Quando mercoledì la premier Giorgia Meloni riferiva alla Camera la posizione dell’Italia in vista del Consiglio europeo nei due giorni successivi, tutti hanno notato a colpo d’occhio l’assenza dei ministri leghisti nei banchi del governo. Presente in un secondo tempo solo Giuseppe Valditara. Matteo Salvini non c’era e molti commentavano a caldo che lo sgarbo istituzionale fosse frutto della divergenza di vedute sull’invio di armi in Ucraina. Invece, i deputati della maggioranza in Aula discutevano tra loro in capannelli circa le reali motivazioni delle assenze del Carroccio: le nomine nei consigli di amministrazione (cda) delle società partecipate.

Per l’italiano medio si tratta di un argomento secondario, per non dire noioso e di scarsissimo interesse.
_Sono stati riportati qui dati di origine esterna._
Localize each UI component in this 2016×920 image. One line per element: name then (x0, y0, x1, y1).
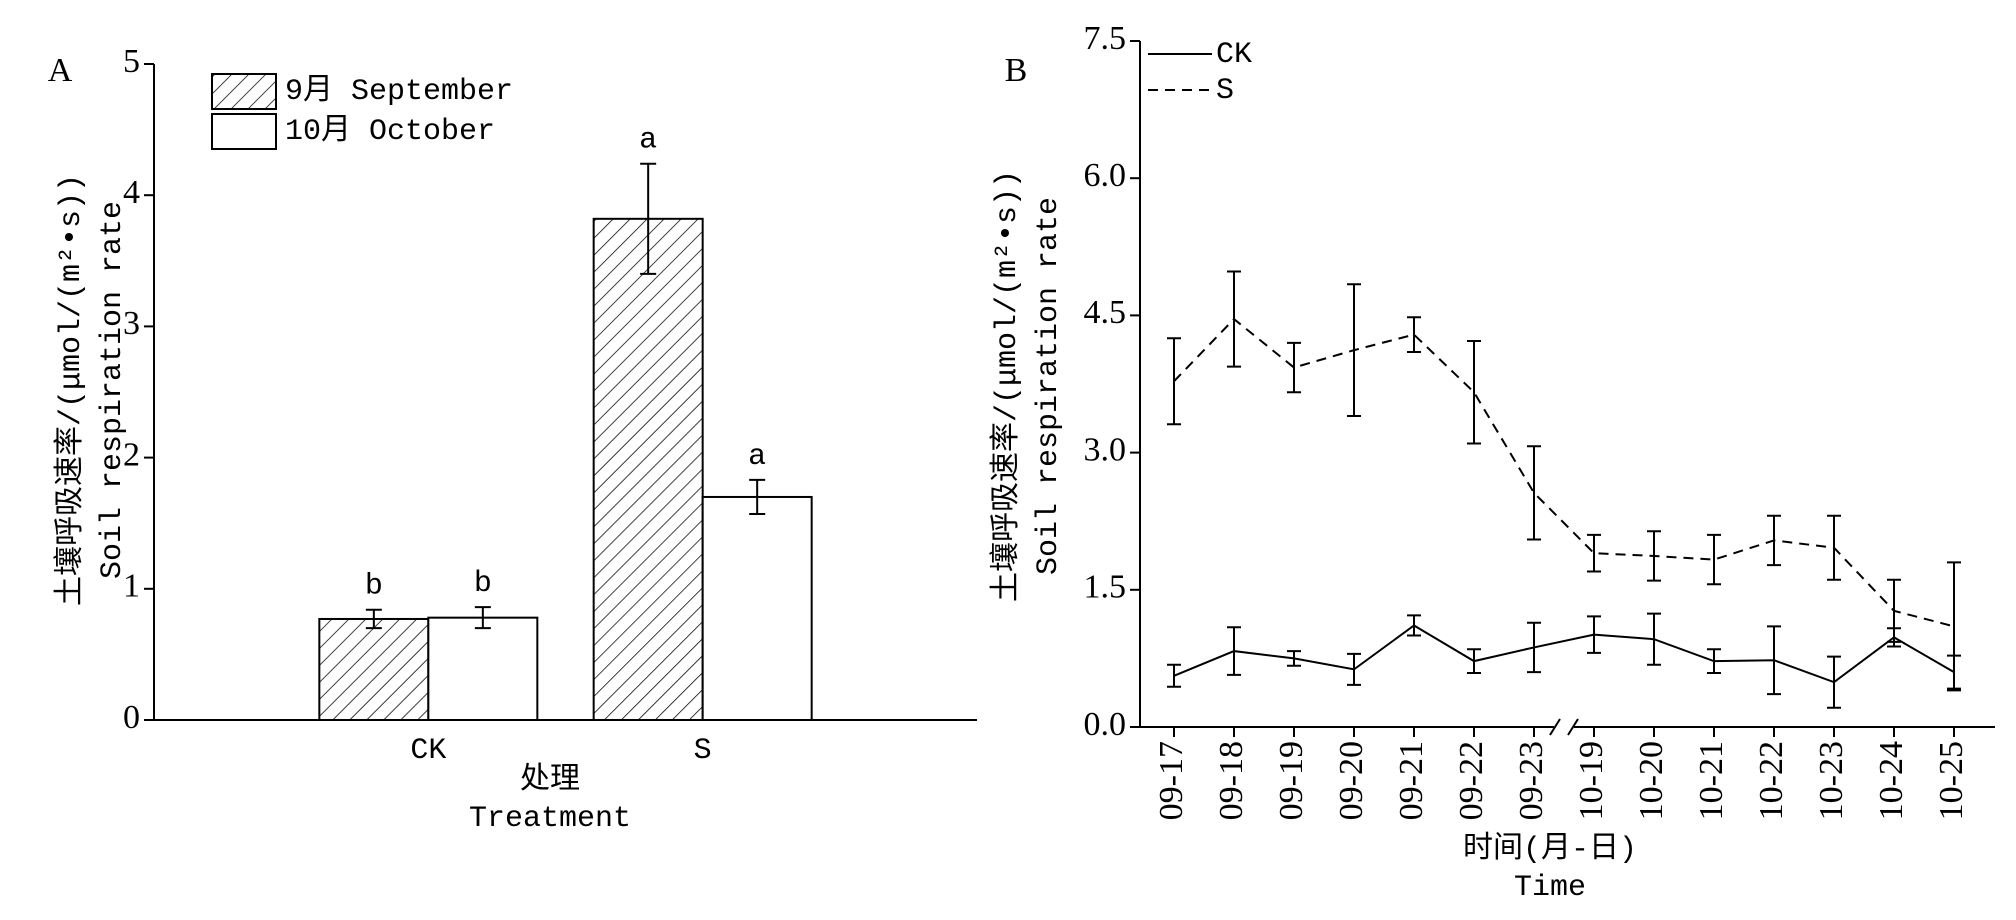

Per i politici è vero il contrario. Al governo ci si va per “comandare” e lo si può fare solo se si ha con sé il cosiddetto “deep state”, espressione in Italia tradotta spesso con “poteri forti”. Dovete pensare che l’anno scorso, prima che il governo Draghi entrasse in crisi, l’allora maggioranza che lo sosteneva aveva preso in considerazione persino l’ipotesi di spostare in avanti la data delle elezioni politiche di quest’anno, al fine di spartirsi le nomine nei cda delle partecipate statali.

Nomine cda, criteri diversi per Meloni e Salvini

Sono 610 tra consiglieri di amministrazione e sindaci da nominare in 105 società controllate dal Ministero di economia e finanza. E arrivano a scadenza le cariche di tutte le principali big italiane: ENEL, ENI, Poste Italiane, Rai, Terna, Leonardo, ENAV, Monte Paschi di Siena, ISTAT, ecc. Parliamo del cuore del sistema industriale e finanziario tricolore, produttore di un fatturato di circa 190 miliardi di euro, poco meno del 10% del PIL. È in corso una sfida tra Meloni e Salvini per controllare quante più poltrone possibili. Nulla di inconsueto ed è anche inutile fare moralismo.
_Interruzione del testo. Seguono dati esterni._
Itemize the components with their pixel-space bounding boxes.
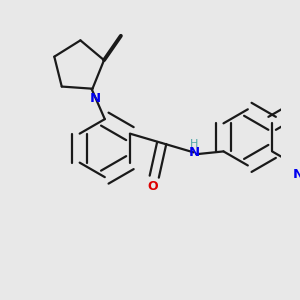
Text: N: N <box>90 92 101 105</box>
Text: N: N <box>293 168 300 181</box>
Text: N: N <box>189 146 200 159</box>
Text: O: O <box>147 181 158 194</box>
Text: H: H <box>190 139 199 149</box>
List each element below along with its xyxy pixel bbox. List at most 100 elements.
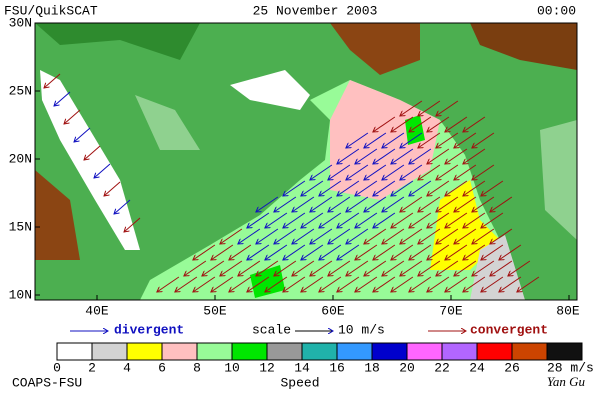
lat-label: 15N — [9, 219, 32, 234]
map-frame — [34, 22, 578, 301]
wind-arrow — [220, 260, 243, 276]
wind-arrow — [84, 145, 101, 160]
wind-arrow — [481, 180, 504, 196]
wind-arrow — [346, 228, 369, 244]
wind-arrow — [301, 180, 324, 196]
wind-arrow — [229, 244, 252, 260]
wind-arrow — [364, 132, 387, 148]
wind-arrow — [463, 148, 486, 164]
lon-label: 40E — [85, 303, 109, 318]
wind-arrow — [391, 180, 414, 196]
wind-arrow — [499, 276, 522, 292]
colorbar-swatch — [196, 342, 233, 361]
lat-label: 20N — [9, 151, 32, 166]
colorbar-label: 6 — [158, 360, 166, 375]
wind-arrow — [400, 228, 423, 244]
wind-arrow — [301, 244, 324, 260]
colorbar-label: 26 — [504, 360, 520, 375]
legend-divergent: divergent — [114, 322, 184, 337]
wind-arrow — [454, 196, 477, 212]
wind-arrow — [463, 244, 486, 260]
wind-arrow — [373, 148, 396, 164]
wind-arrow — [454, 228, 477, 244]
wind-arrow — [400, 164, 423, 180]
footer-left: COAPS-FSU — [12, 375, 82, 390]
wind-arrow — [463, 116, 486, 132]
wind-arrow — [310, 164, 333, 180]
wind-arrow — [409, 180, 432, 196]
wind-arrows — [44, 73, 540, 292]
wind-arrow — [328, 196, 351, 212]
colorbar-swatch — [56, 342, 93, 361]
colorbar-label: 0 — [53, 360, 61, 375]
wind-arrow — [283, 244, 306, 260]
colorbar-swatch — [266, 342, 303, 361]
wind-arrow — [418, 132, 441, 148]
wind-arrow — [310, 260, 333, 276]
lon-label: 70E — [439, 303, 463, 318]
colorbar-swatch — [476, 342, 513, 361]
wind-arrow — [472, 132, 495, 148]
colorbar-label: 28 m/s — [547, 360, 594, 375]
wind-arrow — [436, 100, 459, 116]
wind-arrow — [220, 228, 243, 244]
wind-arrow — [463, 276, 486, 292]
wind-arrow — [508, 260, 531, 276]
wind-arrow — [445, 244, 468, 260]
wind-arrow — [346, 132, 369, 148]
wind-arrow — [247, 244, 270, 260]
wind-arrow — [319, 212, 342, 228]
wind-arrow — [391, 244, 414, 260]
wind-arrow — [292, 260, 315, 276]
wind-arrow — [436, 260, 459, 276]
wind-arrow — [337, 180, 360, 196]
axes: 30N 25N 20N 15N 10N 40E 50E 60E 70E 80E — [9, 15, 580, 318]
land-light — [135, 95, 200, 150]
wind-arrow — [346, 196, 369, 212]
map — [35, 23, 577, 300]
wind-arrow — [436, 164, 459, 180]
header-center: 25 November 2003 — [253, 3, 378, 18]
wind-arrow — [490, 228, 513, 244]
lon-label: 50E — [203, 303, 227, 318]
lat-label: 30N — [9, 15, 32, 30]
wind-arrow — [238, 228, 261, 244]
wind-arrow — [301, 212, 324, 228]
wind-arrow — [382, 260, 405, 276]
wind-arrow — [472, 164, 495, 180]
wind-arrow — [454, 260, 477, 276]
colorbar-label: 10 — [224, 360, 240, 375]
wind-arrow — [445, 212, 468, 228]
wind-arrow — [104, 181, 121, 196]
wind-arrow — [454, 164, 477, 180]
wind-arrow — [184, 260, 207, 276]
wind-arrow — [436, 228, 459, 244]
colorbar-swatch — [126, 342, 163, 361]
wind-arrow — [319, 244, 342, 260]
wind-arrow — [445, 148, 468, 164]
colorbar-swatch — [161, 342, 198, 361]
wind-arrow — [265, 212, 288, 228]
wind-arrow — [409, 148, 432, 164]
wind-arrow — [409, 212, 432, 228]
wind-arrow — [490, 260, 513, 276]
wind-arrow — [427, 180, 450, 196]
colorbar-label: 8 — [193, 360, 201, 375]
wind-arrow — [400, 100, 423, 116]
wind-arrow — [124, 217, 141, 232]
wind-arrow — [472, 196, 495, 212]
colorbar-label: 18 — [364, 360, 380, 375]
wind-arrow — [517, 276, 540, 292]
wind-arrow — [382, 196, 405, 212]
wind-arrow — [364, 228, 387, 244]
wind-arrow — [337, 244, 360, 260]
lon-label: 60E — [321, 303, 345, 318]
wind-arrow — [418, 100, 441, 116]
mountain — [35, 170, 80, 260]
wind-arrow — [283, 180, 306, 196]
wind-arrow — [418, 164, 441, 180]
wind-arrow — [310, 196, 333, 212]
wind-arrow — [445, 276, 468, 292]
wind-arrow — [265, 276, 288, 292]
colorbar-title: Speed — [280, 375, 319, 390]
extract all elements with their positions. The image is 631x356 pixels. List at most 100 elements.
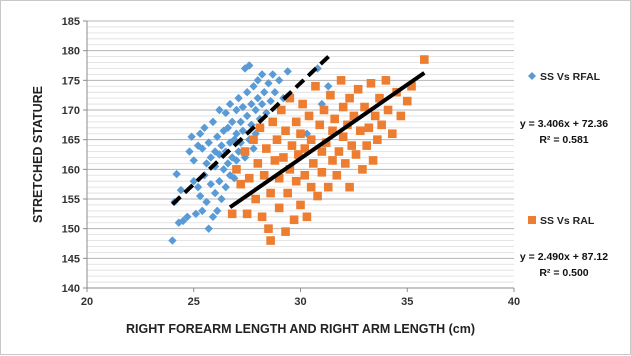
data-point — [185, 147, 194, 156]
data-point — [244, 173, 254, 183]
data-point — [221, 182, 230, 192]
data-point — [227, 209, 237, 219]
data-point — [268, 70, 277, 79]
series-ss-vs-rfal — [168, 61, 333, 245]
data-point — [176, 185, 186, 195]
data-point — [187, 132, 196, 141]
data-point — [206, 179, 216, 189]
x-tick-label: 25 — [188, 296, 200, 308]
data-point — [319, 105, 329, 115]
data-point — [332, 170, 342, 180]
data-point — [298, 99, 307, 109]
r2-ral: R² = 0.500 — [539, 267, 588, 279]
data-point — [377, 120, 386, 130]
data-point — [283, 188, 292, 198]
x-tick-label: 40 — [508, 296, 520, 308]
data-point — [172, 169, 181, 179]
equation-rfal: y = 3.406x + 72.36 — [520, 118, 608, 130]
data-point — [249, 82, 258, 91]
y-tick-label: 140 — [62, 283, 80, 295]
data-point — [266, 236, 275, 245]
data-point — [330, 114, 339, 124]
x-tick-label: 35 — [401, 296, 413, 308]
data-point — [420, 55, 429, 64]
data-point — [300, 170, 310, 180]
data-point — [302, 129, 312, 138]
data-point — [227, 117, 237, 127]
trendline-ral — [228, 71, 426, 209]
data-point — [249, 144, 258, 153]
data-point — [266, 96, 275, 106]
data-point — [353, 84, 363, 94]
data-point — [306, 135, 316, 144]
data-point — [313, 191, 322, 201]
legend-label-rfal: SS Vs RFAL — [540, 71, 601, 83]
data-point — [260, 88, 269, 97]
data-point — [219, 165, 228, 174]
data-point — [373, 135, 382, 144]
data-point — [364, 123, 374, 133]
data-point — [362, 141, 371, 150]
data-point — [232, 156, 241, 165]
data-point — [242, 209, 252, 219]
axes — [83, 20, 515, 292]
data-point — [268, 117, 278, 127]
data-point — [388, 129, 397, 139]
data-point — [253, 159, 263, 168]
data-point — [315, 120, 325, 130]
data-point — [234, 147, 243, 156]
data-point — [215, 105, 224, 115]
y-tick-label: 165 — [62, 135, 80, 147]
data-point — [300, 144, 310, 153]
data-point — [274, 203, 284, 213]
data-point — [215, 150, 224, 159]
data-point — [360, 102, 369, 112]
data-point — [324, 82, 333, 91]
data-point — [281, 227, 290, 236]
data-point — [206, 153, 216, 162]
data-point — [272, 135, 282, 144]
data-point — [283, 67, 292, 76]
data-point — [338, 102, 348, 112]
data-point — [366, 79, 376, 88]
data-point — [266, 188, 275, 198]
data-point — [257, 70, 267, 79]
data-point — [213, 206, 222, 216]
data-point — [251, 105, 260, 115]
data-point — [223, 123, 233, 132]
data-point — [285, 93, 295, 103]
data-point — [202, 159, 211, 168]
data-point — [311, 81, 320, 91]
data-point — [168, 236, 177, 245]
legend-marker-ral — [528, 216, 536, 224]
y-tick-label: 185 — [62, 16, 80, 28]
data-point — [291, 117, 301, 127]
data-point — [328, 126, 337, 136]
data-point — [232, 105, 241, 115]
data-point — [223, 159, 233, 168]
data-point — [276, 105, 286, 115]
data-point — [317, 168, 327, 177]
data-point — [368, 156, 378, 165]
data-point — [195, 129, 205, 138]
data-point — [291, 176, 301, 186]
y-tick-label: 170 — [62, 105, 80, 117]
x-axis-title: RIGHT FOREARM LENGTH AND RIGHT ARM LENGT… — [126, 322, 475, 336]
data-point — [242, 88, 252, 97]
data-point — [245, 61, 254, 70]
y-tick-label: 150 — [62, 224, 80, 236]
data-point — [334, 147, 344, 156]
y-tick-label: 145 — [62, 253, 80, 265]
data-point — [370, 111, 380, 121]
data-point — [178, 216, 188, 226]
chart-labels: 140 145 150 155 160 165 170 175 180 185 20 25 30 35 40… — [31, 16, 608, 336]
data-point — [253, 76, 262, 85]
data-point — [383, 105, 393, 115]
data-point — [274, 76, 284, 85]
equation-ral: y = 2.490x + 87.12 — [520, 251, 608, 263]
data-point — [213, 132, 222, 141]
data-point — [189, 156, 198, 165]
r2-rfal: R² = 0.581 — [539, 134, 588, 146]
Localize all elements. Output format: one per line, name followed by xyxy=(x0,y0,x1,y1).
La politica, finché è messa nelle condizioni di controllare centinaia di società, vorrà sempre esercitare il suo potere di nomina.

La premier punta sul merito per rinnovare le cariche, chiaramente assegnando una percentuale elevata a Fratelli d’Italia. Salvini vorrebbe far prevalere il criterio della discontinuità. In sostanza, facce nuove per poter dire ai propri elettori che il governo di centro-destra stia rivoltando il “deep state” come un calzino. Tuttavia, esistono equilibri da rispettare e non sempre improvvisare volti nuovi sembra opportuno. Ad esempio, ENEL ed ENI si rivelano determinanti per attuare la politica energetica del governo. Servono più che mai uomini di fiducia, ma allo stesso tempo questi devono godere della rete di relazioni in Italia e all’estero per riuscire al meglio nel loro operato.

Non vi annoiamo con l’elenco del toto-nomine di queste settimane. Sappiamo che Claudio Descalzi dovrebbe essere confermato AD di ENI e Matteo Del Fante AD di Poste. Una continuità che sarebbe assicurata alle due aziende per via dei meriti conquistati sul campo dai rispettivi amministratori. Poco importa per Meloni se quelle nomine siano arrivate in passato da governi di centro-sinistra.

Centro-destra alla conquista del deep state

D’altra parte, l’esigenza di controllare il “deep state” esiste. Le partecipate statali ormai incidono per una percentuale elevata delle iscritte a Confindustria, un’organizzazione che negli ultimi anni ha propenso più a favore del centro-sinistra che non del centro-destra. Basti ricordare il “sì” della Confindustria di Vincenzo Boccia alla riforma costituzionale voluta dall’allora governo Renzi. Per non parlare della TV di stato, la cui dirigenza è ancora a stragrande maggioranza di segno politico opposto al nuovo esecutivo e che dimostra un atteggiamento tendenzialmente anti-governativo, pur attenuatosi nella programmazione ordinaria e nei TG.

Alla fine, Meloni e Salvini, così come anche Silvio Berlusconi, un accordo lo troveranno per forza di cose.

Ciascuno dei tre partiti della maggioranza vorrà pesare il più possibile nella spartizione della torta. Il loro successo elettorale futuro potrà dipendere anche dagli appoggi giusti nelle alte sfere della burocrazia e del sistema finanziario-industriale. Emblematico il caso del PD, che è riuscito a diventare un partito dell’establishment in virtù proprio del controllo di tutti i gangli del potere più che per consenso riscosso tra gli elettori. E per Fratelli d’Italia questa è l’occasione storica per uscire dal proprio recinto e “conquistare” spazi di potere impensabili fino a solo un anno fa.